Upon completing his secondary education, he completed post-secondary studies in humanities at the University of Manitoba and theology at St. Andrew's College in Winnipeg and at St. Sergius Orthodox Theological Institute in Paris, where, in 1998 he received his master's diploma. In 2003, he received his doctorate diploma from the above institute in cooperation with the Catholic University of Paris and in 2012 he got his habilitation in theology at the University of Lorraine in Metz. He was tonsured a monk and ordained deacon of the Ukrainian Orthodox Church of Canada at Saint Sophia Cathedral, Montreal in 1996 by Metropolitan Wasyly of Winnipeg, subsequently serving in Paris. In 1998, he was tonsured in the Small Schema at the Monastery of St. Anthony the Great in Saint-Laurent-en-Royans, France and in 2003, in Paris, Archbishop Gabriel of Comana ordained him as Presbyter, eventually receiving the title of Archimandrite.
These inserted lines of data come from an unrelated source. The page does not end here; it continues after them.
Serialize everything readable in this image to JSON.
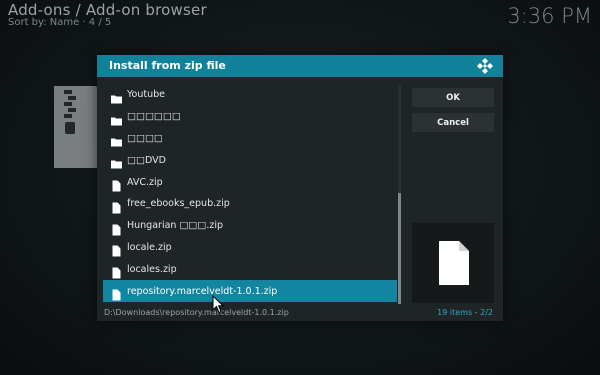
{
  "background": {
    "title": "Add-ons / Add-on browser",
    "sort_info": "Sort by: Name · 4 / 5",
    "clock": "3:36 PM"
  },
  "dialog": {
    "title": "Install from zip file",
    "ok_label": "OK",
    "cancel_label": "Cancel",
    "items": [
      {
        "label": "Youtube",
        "type": "folder"
      },
      {
        "label": "□□□□□□",
        "type": "folder"
      },
      {
        "label": "□□□□",
        "type": "folder"
      },
      {
        "label": "□□DVD",
        "type": "folder"
      },
      {
        "label": "AVC.zip",
        "type": "file"
      },
      {
        "label": "free_ebooks_epub.zip",
        "type": "file"
      },
      {
        "label": "Hungarian □□□.zip",
        "type": "file"
      },
      {
        "label": "locale.zip",
        "type": "file"
      },
      {
        "label": "locales.zip",
        "type": "file"
      },
      {
        "label": "repository.marcelveldt-1.0.1.zip",
        "type": "file",
        "selected": true
      }
    ],
    "footer_path": "D:\\Downloads\\repository.marcelveldt-1.0.1.zip",
    "item_count": "19 items",
    "page": "2/2"
  },
  "colors": {
    "accent": "#12829b",
    "dialog_bg": "#1f2426",
    "button_bg": "#2c3133"
  }
}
Between 2001 and 2008 he lectured at St. Sergius Institute, where he has also served as Dean (2005–2008). Since 2003, he teaches liturgical theology at the Catholic University of Paris. In 2009 he was elected Professor of Liturgical and of Dogmatic Theology at the Institute of Graduate Studies of Orthodox Theology in Chambésy, Geneva, Switzerland.
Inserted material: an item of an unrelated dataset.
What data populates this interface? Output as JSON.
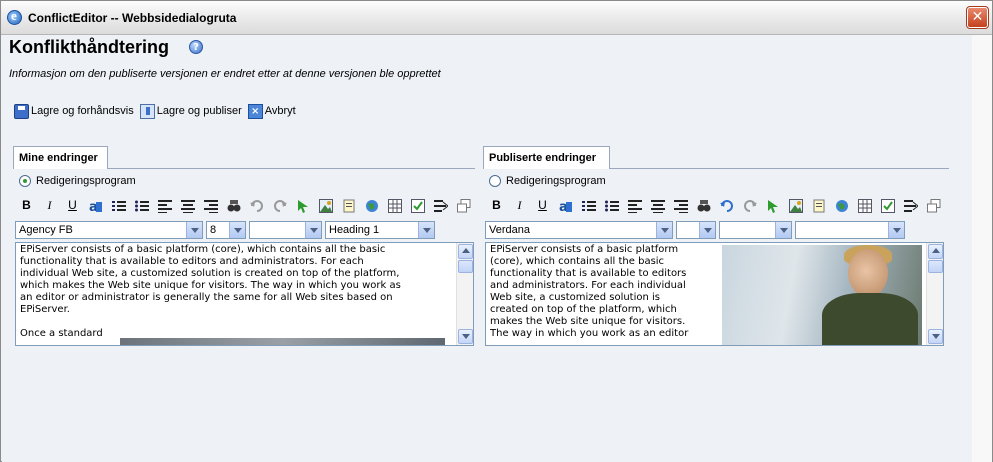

The Archbishop has published a plethora of studies and articles related to liturgical theology and Orthodox spirituality. He speaks French, English, Ukrainian, Russian and Greek.
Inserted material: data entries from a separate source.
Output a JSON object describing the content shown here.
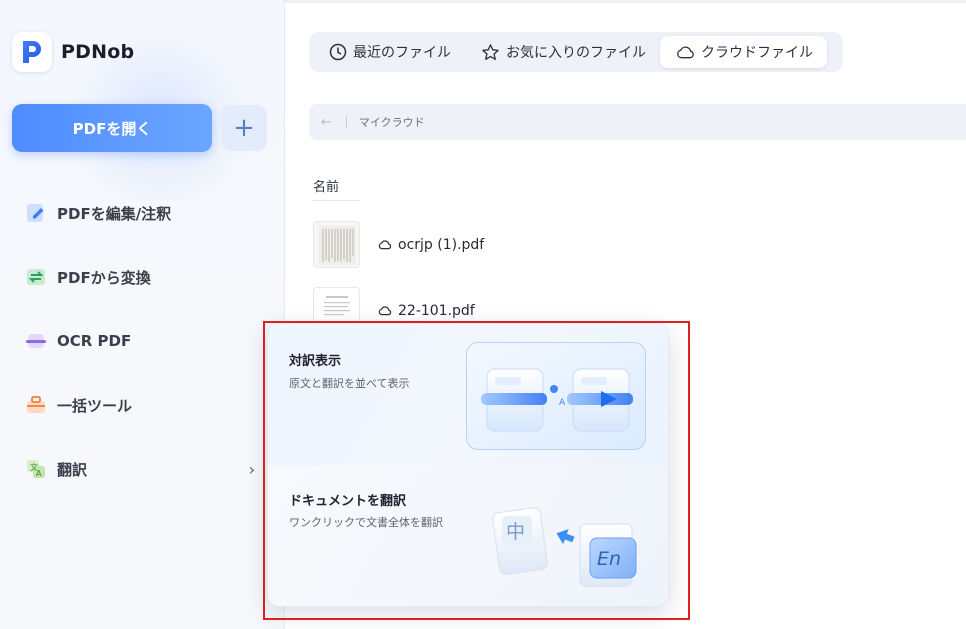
{
  "app": {
    "name": "PDNob"
  },
  "sidebar": {
    "open_button": "PDFを開く",
    "plus_button": "+",
    "items": [
      {
        "label": "PDFを編集/注釈",
        "icon": "edit-icon"
      },
      {
        "label": "PDFから変換",
        "icon": "convert-icon"
      },
      {
        "label": "OCR PDF",
        "icon": "ocr-icon"
      },
      {
        "label": "一括ツール",
        "icon": "toolbox-icon"
      },
      {
        "label": "翻訳",
        "icon": "translate-icon",
        "chevron": "›"
      }
    ]
  },
  "tabs": [
    {
      "label": "最近のファイル",
      "icon": "clock-icon"
    },
    {
      "label": "お気に入りのファイル",
      "icon": "star-icon"
    },
    {
      "label": "クラウドファイル",
      "icon": "cloud-icon",
      "active": true
    }
  ],
  "path": {
    "back": "←",
    "current": "マイクラウド"
  },
  "table": {
    "name_header": "名前"
  },
  "files": [
    {
      "name": "ocrjp (1).pdf"
    },
    {
      "name": "22-101.pdf"
    }
  ],
  "translate_menu": {
    "items": [
      {
        "title": "対訳表示",
        "description": "原文と翻訳を並べて表示"
      },
      {
        "title": "ドキュメントを翻訳",
        "description": "ワンクリックで文書全体を翻訳",
        "illustration_source": "中",
        "illustration_target": "En"
      }
    ]
  },
  "colors": {
    "accent": "#4f8cff",
    "highlight": "#e02020"
  }
}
== Election as Exarch of Russian Tradition in Western Europe and criticism ==
His election as Patriarchal Exarch for Orthodox Parishes of Russian Tradition in Western Europe in November 2013 was heavily influenced by the Ecumenical Patriarch, Bartholomew I of Constantinople, his consecration taking place on 30 November of the same year in the Patriarchal Church, by the Patriarch and by Synodal Hierarchs. As a consequence, the election of Archbishop Job was achieved after two unknown names were placed on the ballot at a late stage in the election process, inducing the electors to vote for Job Getcha. Job Getcha's tenure as archbishop was marked by deep divisions within the archdiocese concerning the manner in which he has discharged his pastoral responsibilities.

== Promotion to Patriarchate's representative ==

On 28 November 2015, the Holy Synod of the Ecumenical Patriarchate appointed Archbishop Job as the Patriarchate's representative to the World Council of Churches in Geneva and removed him from the office of Exarch, leaving him an Archbishop without pastoral or administrative responsibility over the Archdiocese he had previously overseen. Job Getcha has been described as representing a new generation of ecumenical dialogue among the Christian Churches, and has been characterized by his Latin Catholic counterparts on the Commission for Theological Dialogue as a discreet and serious theologian.

On February 20, 2019, Archbishop Job was appointed Dean of the Institute for Orthodox Theology Higher Studies at Chambésy (Geneva).

Archbishop Job was elected Metropolitan of Pisidia after the passing of late Metropolitan Sotiros and was enthroned 17 September 2022.

He is a patron of the Fellowship of Saint Alban and Saint Sergius.